The marketing of hemp biomass harvested in the fall of 2019 is turning out to be … a challenge. While we think many thoughtful people could see the handwriting on the wall that it was going to be a processor-favorable year, the overall hemp market dynamics were still a surprise. Here’s our take:
Commodity supply and demand. Fundamentally, hemp, CBD and the other cannabinoids, are all commodities. Our microeconomics classes did a good job of preparing us for what that means: in the absence of some sort of market inefficiency, relative levels of supply and demand should determine price. More supply, lower prices. Less demand, lower prices.
And that is exactly how 2019 shaped up. U.S. farmers were able to jump into the hemp market, and did, processors tried to follow suit, and largely were delayed. As a result, increasing supply dwarfed increasing demand, and prices dropped. HNP expects that the long-term trend will be for lower prices across the entire hemp / CBD value chain, from consumer products all the way back to seed, as the free market’s invisible hand does its thing. Our business is built to support hemp farmers throughout that evolution, but there will be inevitable bumps along the way. This year is shaping up to be a big bump for producers.
Lack of drying and storage. Producers as a group didn’t plan well for drying and storage. As a result, there has been even more pressure on prices during the post-harvest period, as producers are needing to unload biomass that is seen as dropping in quality, and will need to generate working capital to support 2020 farming operations. Again, this should correct in the coming year (and is certainly an issue that HNP has addressed for its customers).
Processor delay. If we had a nickel for every processor who was delayed in the commissioning of their capacity … we’d have a lot of nickels. We diligenced a large number of processors in the second half of 2019, and we heard first-hand about all sorts of challenges, ranging from fire code compliance, to shoddy processing equipment sourced overseas, to unexpected bottlenecks in construction, and more. If these companies have the balance sheets to survive this unplanned period of lack of revenue, then they should ultimately be fine, demand should pick up, and prices should rebound in the hemp market.

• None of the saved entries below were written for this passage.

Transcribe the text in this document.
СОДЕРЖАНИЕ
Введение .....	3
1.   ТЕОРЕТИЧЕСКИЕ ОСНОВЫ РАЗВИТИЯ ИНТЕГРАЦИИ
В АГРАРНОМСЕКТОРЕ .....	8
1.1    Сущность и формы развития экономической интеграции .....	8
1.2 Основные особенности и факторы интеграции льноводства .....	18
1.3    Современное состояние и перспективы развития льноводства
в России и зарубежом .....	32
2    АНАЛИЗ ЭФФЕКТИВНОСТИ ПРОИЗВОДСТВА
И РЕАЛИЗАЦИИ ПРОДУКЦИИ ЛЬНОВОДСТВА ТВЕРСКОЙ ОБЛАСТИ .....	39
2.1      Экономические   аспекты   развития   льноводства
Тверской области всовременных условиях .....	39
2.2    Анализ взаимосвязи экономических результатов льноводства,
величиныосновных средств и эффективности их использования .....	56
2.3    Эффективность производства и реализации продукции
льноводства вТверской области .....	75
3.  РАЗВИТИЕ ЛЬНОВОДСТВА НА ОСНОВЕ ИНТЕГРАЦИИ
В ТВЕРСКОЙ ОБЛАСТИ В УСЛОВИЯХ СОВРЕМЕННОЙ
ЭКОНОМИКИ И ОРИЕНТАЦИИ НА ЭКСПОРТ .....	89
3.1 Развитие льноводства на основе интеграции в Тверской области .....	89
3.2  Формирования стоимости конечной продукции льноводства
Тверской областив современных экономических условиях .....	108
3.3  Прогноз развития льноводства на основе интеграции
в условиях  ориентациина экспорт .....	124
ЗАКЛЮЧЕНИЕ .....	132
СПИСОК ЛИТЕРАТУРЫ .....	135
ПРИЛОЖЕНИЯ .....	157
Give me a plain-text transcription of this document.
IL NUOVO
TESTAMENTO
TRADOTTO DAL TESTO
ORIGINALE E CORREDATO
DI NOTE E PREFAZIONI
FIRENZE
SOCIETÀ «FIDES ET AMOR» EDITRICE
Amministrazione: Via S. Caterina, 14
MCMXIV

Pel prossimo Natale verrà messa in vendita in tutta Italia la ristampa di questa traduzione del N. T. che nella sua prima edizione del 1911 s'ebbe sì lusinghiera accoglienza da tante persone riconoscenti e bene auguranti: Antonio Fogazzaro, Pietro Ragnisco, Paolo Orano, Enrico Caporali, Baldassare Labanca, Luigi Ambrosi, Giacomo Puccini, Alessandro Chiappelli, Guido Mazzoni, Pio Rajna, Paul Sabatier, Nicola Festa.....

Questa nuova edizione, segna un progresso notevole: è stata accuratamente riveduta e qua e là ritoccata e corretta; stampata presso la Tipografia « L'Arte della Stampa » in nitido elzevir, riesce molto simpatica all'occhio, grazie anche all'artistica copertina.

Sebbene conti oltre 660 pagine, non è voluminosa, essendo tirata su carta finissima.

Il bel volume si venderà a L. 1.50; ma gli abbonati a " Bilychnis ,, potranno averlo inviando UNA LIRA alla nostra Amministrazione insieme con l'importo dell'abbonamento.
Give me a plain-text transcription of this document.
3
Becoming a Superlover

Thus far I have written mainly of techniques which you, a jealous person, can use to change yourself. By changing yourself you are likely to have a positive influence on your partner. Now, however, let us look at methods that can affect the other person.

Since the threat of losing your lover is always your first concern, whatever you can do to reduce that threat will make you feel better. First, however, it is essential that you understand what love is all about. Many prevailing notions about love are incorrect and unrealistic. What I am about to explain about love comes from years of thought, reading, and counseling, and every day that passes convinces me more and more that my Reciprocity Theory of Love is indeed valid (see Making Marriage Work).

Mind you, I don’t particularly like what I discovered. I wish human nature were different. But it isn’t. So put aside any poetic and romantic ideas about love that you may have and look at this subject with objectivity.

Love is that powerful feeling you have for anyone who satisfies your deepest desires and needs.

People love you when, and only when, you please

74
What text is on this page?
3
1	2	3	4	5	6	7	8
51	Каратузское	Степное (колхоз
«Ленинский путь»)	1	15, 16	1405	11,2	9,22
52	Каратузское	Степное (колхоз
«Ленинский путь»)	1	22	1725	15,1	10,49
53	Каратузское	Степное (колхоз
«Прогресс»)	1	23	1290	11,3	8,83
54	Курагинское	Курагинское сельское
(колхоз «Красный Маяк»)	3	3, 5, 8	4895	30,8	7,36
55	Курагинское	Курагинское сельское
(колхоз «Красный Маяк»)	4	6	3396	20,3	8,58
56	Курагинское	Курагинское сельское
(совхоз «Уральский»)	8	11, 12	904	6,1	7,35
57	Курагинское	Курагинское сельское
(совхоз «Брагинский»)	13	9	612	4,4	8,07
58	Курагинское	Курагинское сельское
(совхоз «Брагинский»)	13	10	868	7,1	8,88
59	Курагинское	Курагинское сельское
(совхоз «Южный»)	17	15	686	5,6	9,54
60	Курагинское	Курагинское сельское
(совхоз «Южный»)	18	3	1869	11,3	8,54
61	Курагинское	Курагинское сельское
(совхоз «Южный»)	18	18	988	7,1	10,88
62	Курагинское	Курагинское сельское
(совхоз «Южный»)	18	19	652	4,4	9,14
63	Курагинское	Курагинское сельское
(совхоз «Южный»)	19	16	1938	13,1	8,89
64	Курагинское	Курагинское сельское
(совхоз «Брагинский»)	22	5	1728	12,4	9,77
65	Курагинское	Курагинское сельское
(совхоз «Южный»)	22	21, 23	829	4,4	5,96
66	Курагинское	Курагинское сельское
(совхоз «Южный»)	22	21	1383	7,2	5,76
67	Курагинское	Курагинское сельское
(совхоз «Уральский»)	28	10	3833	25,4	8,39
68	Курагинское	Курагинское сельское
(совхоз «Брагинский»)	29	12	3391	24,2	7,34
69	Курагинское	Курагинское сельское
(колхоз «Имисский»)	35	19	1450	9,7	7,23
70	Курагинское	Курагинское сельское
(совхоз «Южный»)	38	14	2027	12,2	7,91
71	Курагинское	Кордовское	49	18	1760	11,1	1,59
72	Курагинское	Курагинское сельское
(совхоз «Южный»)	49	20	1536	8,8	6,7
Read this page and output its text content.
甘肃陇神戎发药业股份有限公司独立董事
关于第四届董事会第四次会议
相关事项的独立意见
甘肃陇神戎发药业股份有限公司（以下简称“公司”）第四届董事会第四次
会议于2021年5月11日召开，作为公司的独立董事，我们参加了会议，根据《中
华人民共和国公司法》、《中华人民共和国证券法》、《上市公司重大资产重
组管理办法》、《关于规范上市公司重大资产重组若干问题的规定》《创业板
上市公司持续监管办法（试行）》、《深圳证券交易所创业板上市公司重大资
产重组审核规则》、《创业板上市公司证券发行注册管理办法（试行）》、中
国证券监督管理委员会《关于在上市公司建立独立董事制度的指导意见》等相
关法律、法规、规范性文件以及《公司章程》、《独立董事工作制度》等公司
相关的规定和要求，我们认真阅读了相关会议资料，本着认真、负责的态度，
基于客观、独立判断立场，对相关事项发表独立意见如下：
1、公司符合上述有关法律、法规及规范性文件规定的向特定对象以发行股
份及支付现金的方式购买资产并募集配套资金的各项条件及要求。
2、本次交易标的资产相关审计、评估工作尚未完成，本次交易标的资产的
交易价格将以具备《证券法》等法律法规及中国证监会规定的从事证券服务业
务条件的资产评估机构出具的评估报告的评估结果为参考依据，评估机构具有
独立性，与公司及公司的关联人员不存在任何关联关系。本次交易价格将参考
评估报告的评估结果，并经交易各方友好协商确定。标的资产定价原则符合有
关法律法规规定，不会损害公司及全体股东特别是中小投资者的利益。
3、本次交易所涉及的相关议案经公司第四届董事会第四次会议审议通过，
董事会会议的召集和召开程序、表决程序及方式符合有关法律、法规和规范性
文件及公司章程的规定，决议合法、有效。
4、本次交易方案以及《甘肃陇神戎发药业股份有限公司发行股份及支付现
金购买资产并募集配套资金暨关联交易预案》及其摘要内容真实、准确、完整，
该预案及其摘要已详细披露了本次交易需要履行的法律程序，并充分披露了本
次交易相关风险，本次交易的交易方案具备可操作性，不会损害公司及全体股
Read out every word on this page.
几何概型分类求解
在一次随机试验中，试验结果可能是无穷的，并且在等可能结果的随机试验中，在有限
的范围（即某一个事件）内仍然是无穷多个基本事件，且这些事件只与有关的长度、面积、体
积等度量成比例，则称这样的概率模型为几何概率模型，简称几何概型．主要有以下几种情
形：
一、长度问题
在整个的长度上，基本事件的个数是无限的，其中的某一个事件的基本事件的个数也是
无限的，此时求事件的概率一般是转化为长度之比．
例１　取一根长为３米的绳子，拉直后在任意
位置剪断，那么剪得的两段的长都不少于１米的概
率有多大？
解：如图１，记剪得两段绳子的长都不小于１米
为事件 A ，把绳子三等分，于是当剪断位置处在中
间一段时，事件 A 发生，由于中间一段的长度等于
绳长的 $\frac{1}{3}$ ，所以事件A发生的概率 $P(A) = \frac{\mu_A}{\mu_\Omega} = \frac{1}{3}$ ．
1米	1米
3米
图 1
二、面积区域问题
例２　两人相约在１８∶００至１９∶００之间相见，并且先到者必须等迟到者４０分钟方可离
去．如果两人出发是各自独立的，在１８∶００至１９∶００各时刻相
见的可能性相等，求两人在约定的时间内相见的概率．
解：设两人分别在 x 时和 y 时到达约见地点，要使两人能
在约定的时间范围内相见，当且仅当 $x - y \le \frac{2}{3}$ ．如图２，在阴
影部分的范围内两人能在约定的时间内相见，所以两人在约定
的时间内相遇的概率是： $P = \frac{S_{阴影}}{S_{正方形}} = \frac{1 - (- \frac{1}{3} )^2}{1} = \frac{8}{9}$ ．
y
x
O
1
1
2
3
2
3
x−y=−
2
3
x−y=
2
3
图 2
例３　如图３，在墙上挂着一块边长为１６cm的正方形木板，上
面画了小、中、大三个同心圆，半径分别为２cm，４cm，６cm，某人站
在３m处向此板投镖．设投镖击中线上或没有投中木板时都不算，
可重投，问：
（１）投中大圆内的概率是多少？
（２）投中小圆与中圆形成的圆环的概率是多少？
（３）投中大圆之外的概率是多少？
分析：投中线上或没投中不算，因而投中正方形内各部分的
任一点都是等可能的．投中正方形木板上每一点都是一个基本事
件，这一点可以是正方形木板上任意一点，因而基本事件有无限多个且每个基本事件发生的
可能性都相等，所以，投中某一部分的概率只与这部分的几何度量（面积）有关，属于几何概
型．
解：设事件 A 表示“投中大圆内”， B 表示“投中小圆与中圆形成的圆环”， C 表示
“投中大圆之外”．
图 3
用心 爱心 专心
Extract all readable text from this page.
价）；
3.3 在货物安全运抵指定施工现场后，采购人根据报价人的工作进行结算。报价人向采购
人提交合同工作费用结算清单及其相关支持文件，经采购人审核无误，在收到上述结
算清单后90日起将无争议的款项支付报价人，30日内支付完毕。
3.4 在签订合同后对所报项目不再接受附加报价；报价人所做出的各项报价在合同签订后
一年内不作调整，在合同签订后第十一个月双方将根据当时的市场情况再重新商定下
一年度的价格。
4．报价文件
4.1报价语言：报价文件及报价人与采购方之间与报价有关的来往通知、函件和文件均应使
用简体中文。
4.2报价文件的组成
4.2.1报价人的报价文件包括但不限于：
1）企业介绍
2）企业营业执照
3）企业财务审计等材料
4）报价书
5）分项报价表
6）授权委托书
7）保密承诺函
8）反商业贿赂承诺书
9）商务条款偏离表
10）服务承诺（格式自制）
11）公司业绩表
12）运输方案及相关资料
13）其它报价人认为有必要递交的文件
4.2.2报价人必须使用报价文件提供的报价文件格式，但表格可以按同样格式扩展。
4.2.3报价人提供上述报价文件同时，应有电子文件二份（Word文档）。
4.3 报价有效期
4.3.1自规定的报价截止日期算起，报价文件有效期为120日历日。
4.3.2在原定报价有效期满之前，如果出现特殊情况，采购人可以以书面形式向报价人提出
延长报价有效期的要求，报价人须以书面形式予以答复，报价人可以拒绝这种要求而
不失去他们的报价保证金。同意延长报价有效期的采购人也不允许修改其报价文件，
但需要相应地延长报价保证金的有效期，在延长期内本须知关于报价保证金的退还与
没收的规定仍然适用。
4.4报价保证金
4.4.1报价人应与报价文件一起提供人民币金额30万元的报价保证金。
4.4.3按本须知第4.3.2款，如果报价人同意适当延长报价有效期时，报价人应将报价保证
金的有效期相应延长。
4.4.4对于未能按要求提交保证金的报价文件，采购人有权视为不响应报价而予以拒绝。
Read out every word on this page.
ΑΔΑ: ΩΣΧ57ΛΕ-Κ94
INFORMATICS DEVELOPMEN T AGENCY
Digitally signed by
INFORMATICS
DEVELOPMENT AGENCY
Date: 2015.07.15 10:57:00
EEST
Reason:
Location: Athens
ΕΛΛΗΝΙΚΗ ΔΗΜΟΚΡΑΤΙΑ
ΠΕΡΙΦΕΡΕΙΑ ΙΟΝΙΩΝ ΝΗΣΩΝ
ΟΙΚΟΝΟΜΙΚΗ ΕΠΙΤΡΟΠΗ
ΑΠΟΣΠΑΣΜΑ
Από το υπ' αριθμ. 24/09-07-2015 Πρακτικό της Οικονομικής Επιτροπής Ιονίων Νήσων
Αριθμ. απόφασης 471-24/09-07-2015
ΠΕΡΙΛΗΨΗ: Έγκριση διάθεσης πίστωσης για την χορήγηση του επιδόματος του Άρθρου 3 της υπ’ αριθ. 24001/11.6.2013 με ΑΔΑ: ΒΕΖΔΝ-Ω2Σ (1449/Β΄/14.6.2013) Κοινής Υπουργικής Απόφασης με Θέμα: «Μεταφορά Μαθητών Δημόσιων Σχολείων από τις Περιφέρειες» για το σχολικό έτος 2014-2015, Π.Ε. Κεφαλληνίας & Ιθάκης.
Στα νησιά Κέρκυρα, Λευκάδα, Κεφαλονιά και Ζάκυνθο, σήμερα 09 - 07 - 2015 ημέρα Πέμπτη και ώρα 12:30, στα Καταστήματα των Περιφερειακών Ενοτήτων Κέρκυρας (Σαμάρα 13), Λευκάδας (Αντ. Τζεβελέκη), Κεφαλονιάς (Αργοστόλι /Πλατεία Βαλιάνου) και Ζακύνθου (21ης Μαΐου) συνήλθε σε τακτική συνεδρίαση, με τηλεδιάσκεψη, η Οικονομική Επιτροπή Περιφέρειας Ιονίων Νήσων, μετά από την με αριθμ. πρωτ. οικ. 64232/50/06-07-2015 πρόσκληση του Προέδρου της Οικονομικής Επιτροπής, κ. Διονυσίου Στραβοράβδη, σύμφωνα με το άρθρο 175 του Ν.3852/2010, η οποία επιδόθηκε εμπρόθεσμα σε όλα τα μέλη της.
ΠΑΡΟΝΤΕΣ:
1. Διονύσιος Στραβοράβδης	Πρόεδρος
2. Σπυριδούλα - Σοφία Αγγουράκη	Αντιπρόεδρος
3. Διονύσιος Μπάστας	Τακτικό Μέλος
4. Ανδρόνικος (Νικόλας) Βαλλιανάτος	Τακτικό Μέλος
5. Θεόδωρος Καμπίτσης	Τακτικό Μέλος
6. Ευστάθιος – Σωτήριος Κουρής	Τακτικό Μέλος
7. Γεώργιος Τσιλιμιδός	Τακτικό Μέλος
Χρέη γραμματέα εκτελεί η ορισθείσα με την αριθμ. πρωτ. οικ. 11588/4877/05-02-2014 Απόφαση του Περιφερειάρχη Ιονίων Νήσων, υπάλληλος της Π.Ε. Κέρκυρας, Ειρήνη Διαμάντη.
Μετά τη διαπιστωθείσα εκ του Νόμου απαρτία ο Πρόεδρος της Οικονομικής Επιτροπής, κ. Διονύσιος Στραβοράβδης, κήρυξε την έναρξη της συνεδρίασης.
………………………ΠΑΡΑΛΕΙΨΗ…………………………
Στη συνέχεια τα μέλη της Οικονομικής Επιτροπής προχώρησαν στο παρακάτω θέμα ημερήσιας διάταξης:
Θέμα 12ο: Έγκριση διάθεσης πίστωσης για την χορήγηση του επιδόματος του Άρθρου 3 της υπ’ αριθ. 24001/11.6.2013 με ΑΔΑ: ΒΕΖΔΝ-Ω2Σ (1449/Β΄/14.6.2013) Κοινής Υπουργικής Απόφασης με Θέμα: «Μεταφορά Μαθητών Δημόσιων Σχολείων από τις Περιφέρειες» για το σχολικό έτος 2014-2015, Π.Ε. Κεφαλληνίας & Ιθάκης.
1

Processors lacked working capital. It turns out that even many of the timely processors lacked an essential ingredient in their businesses – adequate working capital. If you buy biomass in October (or earlier), convert it to CBD ingredients and then sell those ingredients in December (or later), then you need cash on hand when you make the purchases sufficient to support your business until you convert your inventory to sales. Apparently many processors didn’t allow for that.
Processors flipped their business models. It would be one thing if these issues facing supply and demand merely affected price. The American farmer is accustomed to that. But the market for biomass was challenged to an even greater degree, and the result was that many processors chose to flip their business models entirely. Rather than treating hemp farmers as vendors (“I’ll buy your biomass”) they treated them as customers (“I’ll sell you my processing capabilities as a service”). This had the effect of pushing all the processor’s working capital issues back on the farmer, as well as ultimate responsibility for marketing the resulting end-product. We’re not aware of a single producer who was planning for that change, and for the corresponding need for substantial additional capital and business capabilities to support their 2019 hemp program. Kudos to any and all who were.
We work with and for farmers, so it’s to be expected that there’s an element of “blame the processor” in this blog post. But that isn’t really the case. The issue is simply that the value chain – and the roles and responsibilities of each link in that chain – is currently so immature and poorly defined, that the result is tremendous inefficiencies. Gradually the kinks will be worked out
But how many hemp farmers who thought they had an arrangement in place with a processor for their 2019 biomass, only to find that the rules of the game were changed come harvest, will go back to that same processor in 2020?